Humans draw inferences from available information all the time, as an essential part of our decision-making process and in a manner that crucially informs and sometimes determines action. This human ability has been carefully studied with modern methodologies within the social sciences (linguistics, philosophy, cognitive psychology) over the past 70 or so years. More recently, research in AI has made it a priority to train natural language processing models to make inferences over naturalistic text in a way similar to humans. First, because inference making is an essential aspect of what characterizes human linguistic and psychological competence, thus providing a crucial means of testing what our models have learned. Second, because an ability to draw human-like inferences is crucial for effective machine-human interaction. However, current work from within AI on inferences drawn by language models is making insufficient contact with the empirical discoveries and theoretical advances of the domains of the social sciences that specialize in describing and explaining the relevant human faculties. This project proposes to advance our convergence between natural-language inference in AI and crucially related work in linguistics, philosophy, and cognitive psychology chiefly by investigating two points of contact: pragmatics and the notion of alternative possibilities.

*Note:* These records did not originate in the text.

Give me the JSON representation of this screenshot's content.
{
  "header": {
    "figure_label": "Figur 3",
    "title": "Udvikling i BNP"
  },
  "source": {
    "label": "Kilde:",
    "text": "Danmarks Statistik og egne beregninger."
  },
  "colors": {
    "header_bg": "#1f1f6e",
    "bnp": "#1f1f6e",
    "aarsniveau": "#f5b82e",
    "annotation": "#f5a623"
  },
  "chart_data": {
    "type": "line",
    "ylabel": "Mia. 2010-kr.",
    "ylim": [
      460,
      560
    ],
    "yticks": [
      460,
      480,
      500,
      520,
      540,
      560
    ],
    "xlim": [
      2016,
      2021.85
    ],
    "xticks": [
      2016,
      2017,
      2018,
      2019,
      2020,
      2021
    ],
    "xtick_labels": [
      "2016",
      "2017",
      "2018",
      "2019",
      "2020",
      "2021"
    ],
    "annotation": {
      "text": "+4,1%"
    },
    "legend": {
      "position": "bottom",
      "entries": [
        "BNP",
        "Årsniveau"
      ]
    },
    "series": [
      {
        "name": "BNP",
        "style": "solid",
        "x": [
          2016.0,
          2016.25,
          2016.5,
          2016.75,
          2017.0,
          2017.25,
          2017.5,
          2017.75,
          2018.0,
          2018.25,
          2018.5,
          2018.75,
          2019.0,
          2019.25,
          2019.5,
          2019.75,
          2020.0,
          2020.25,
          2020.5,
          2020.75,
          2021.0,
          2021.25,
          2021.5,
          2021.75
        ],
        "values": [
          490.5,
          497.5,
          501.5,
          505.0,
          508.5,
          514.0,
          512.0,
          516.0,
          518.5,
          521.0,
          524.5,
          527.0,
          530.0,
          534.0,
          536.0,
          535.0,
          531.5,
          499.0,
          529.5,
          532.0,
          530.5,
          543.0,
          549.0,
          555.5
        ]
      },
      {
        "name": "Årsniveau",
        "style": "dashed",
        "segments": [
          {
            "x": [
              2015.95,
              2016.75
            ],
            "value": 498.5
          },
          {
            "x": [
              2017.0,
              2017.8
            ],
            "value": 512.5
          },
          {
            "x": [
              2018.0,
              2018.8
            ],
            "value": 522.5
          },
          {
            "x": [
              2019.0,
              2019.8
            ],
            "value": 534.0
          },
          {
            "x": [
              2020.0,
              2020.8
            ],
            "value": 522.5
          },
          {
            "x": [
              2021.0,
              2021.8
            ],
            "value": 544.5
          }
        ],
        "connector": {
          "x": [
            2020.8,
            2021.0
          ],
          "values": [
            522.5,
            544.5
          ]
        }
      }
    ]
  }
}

Pragmatics: Many instances of what looks like entailment in natural language are the result of a listener reasoning about the communicative intentions of the speaker (Grice, 1975). Are NLI models sensitive to the particular properties of these kinds of inferences, as distinct from “regular” entailments, and as studied by linguists, philosophers, and psychologists? Can NLI models be made sensitive to these properties, through training guided by insights from the relevant social sciences disciplines?

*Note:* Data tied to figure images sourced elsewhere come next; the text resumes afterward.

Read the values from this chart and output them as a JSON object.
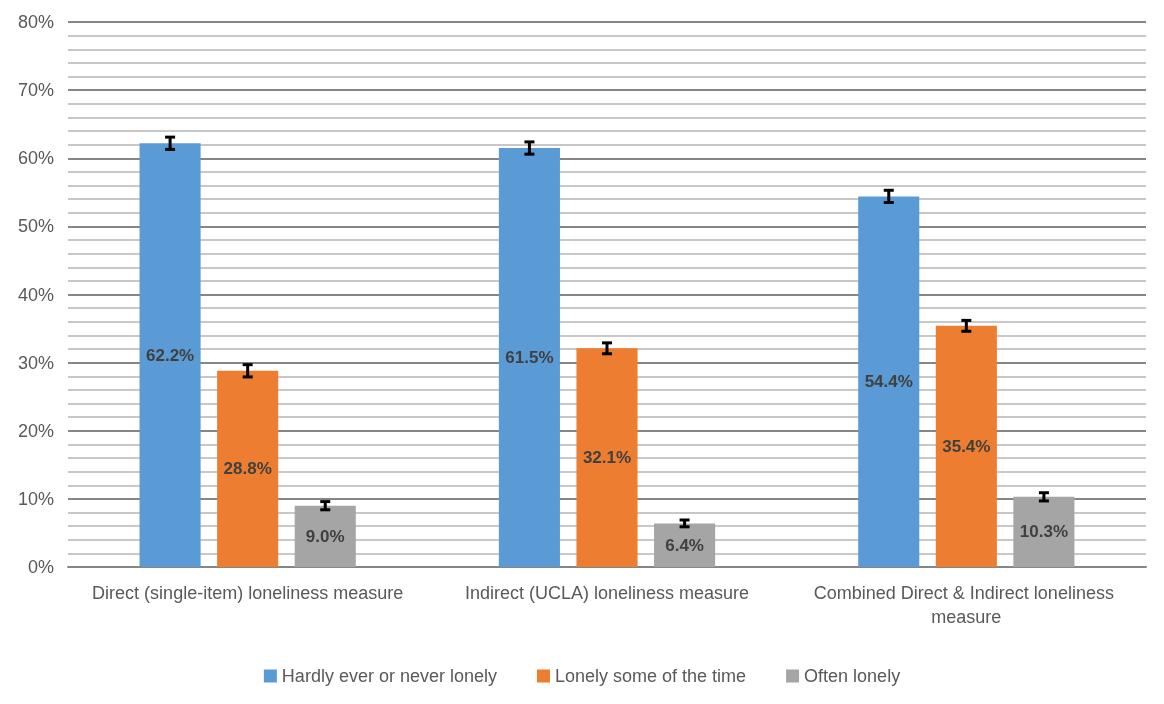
{
  "chart_data": {
    "type": "bar",
    "categories": [
      "Direct (single-item) loneliness measure",
      "Indirect (UCLA) loneliness measure",
      "Combined Direct & Indirect loneliness measure"
    ],
    "series": [
      {
        "name": "Hardly ever or never lonely",
        "color": "#5b9bd5",
        "values": [
          62.2,
          61.5,
          54.4
        ],
        "errors": [
          0.9,
          0.9,
          0.9
        ],
        "value_labels": [
          "62.2%",
          "61.5%",
          "54.4%"
        ]
      },
      {
        "name": "Lonely some of the time",
        "color": "#ed7d31",
        "values": [
          28.8,
          32.1,
          35.4
        ],
        "errors": [
          0.9,
          0.8,
          0.8
        ],
        "value_labels": [
          "28.8%",
          "32.1%",
          "35.4%"
        ]
      },
      {
        "name": "Often lonely",
        "color": "#a5a5a5",
        "values": [
          9.0,
          6.4,
          10.3
        ],
        "errors": [
          0.6,
          0.5,
          0.6
        ],
        "value_labels": [
          "9.0%",
          "6.4%",
          "10.3%"
        ]
      }
    ],
    "ylim": [
      0,
      80
    ],
    "yticks": [
      {
        "value": 0,
        "label": "0%"
      },
      {
        "value": 2,
        "label": null
      },
      {
        "value": 4,
        "label": null
      },
      {
        "value": 6,
        "label": null
      },
      {
        "value": 8,
        "label": null
      },
      {
        "value": 10,
        "label": "10%"
      },
      {
        "value": 12,
        "label": null
      },
      {
        "value": 14,
        "label": null
      },
      {
        "value": 16,
        "label": null
      },
      {
        "value": 18,
        "label": null
      },
      {
        "value": 20,
        "label": "20%"
      },
      {
        "value": 22,
        "label": null
      },
      {
        "value": 24,
        "label": null
      },
      {
        "value": 26,
        "label": null
      },
      {
        "value": 28,
        "label": null
      },
      {
        "value": 30,
        "label": "30%"
      },
      {
        "value": 32,
        "label": null
      },
      {
        "value": 34,
        "label": null
      },
      {
        "value": 36,
        "label": null
      },
      {
        "value": 38,
        "label": null
      },
      {
        "value": 40,
        "label": "40%"
      },
      {
        "value": 42,
        "label": null
      },
      {
        "value": 44,
        "label": null
      },
      {
        "value": 46,
        "label": null
      },
      {
        "value": 48,
        "label": null
      },
      {
        "value": 50,
        "label": "50%"
      },
      {
        "value": 52,
        "label": null
      },
      {
        "value": 54,
        "label": null
      },
      {
        "value": 56,
        "label": null
      },
      {
        "value": 58,
        "label": null
      },
      {
        "value": 60,
        "label": "60%"
      },
      {
        "value": 62,
        "label": null
      },
      {
        "value": 64,
        "label": null
      },
      {
        "value": 66,
        "label": null
      },
      {
        "value": 68,
        "label": null
      },
      {
        "value": 70,
        "label": "70%"
      },
      {
        "value": 72,
        "label": null
      },
      {
        "value": 74,
        "label": null
      },
      {
        "value": 76,
        "label": null
      },
      {
        "value": 78,
        "label": null
      },
      {
        "value": 80,
        "label": "80%"
      }
    ],
    "grid": true,
    "legend": "bottom"
  }
}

Alternative possibilities: Recent work at the intersection of the social sciences disciplines of interest has established that consideration of alternative possibilities, such as provided by a disjunctive sentence for example, underlies many instances of human fallacious reasoning (Koralus & Mascarenhas, 2013, 2018; Sablé-Meyer & Mascarenhas, 2021). We will investigate whether and to what extent NLI models are sensitive to these kinds of phenomena, with a special focus on models whose central task is to predict contextualized words (e.g. BERT).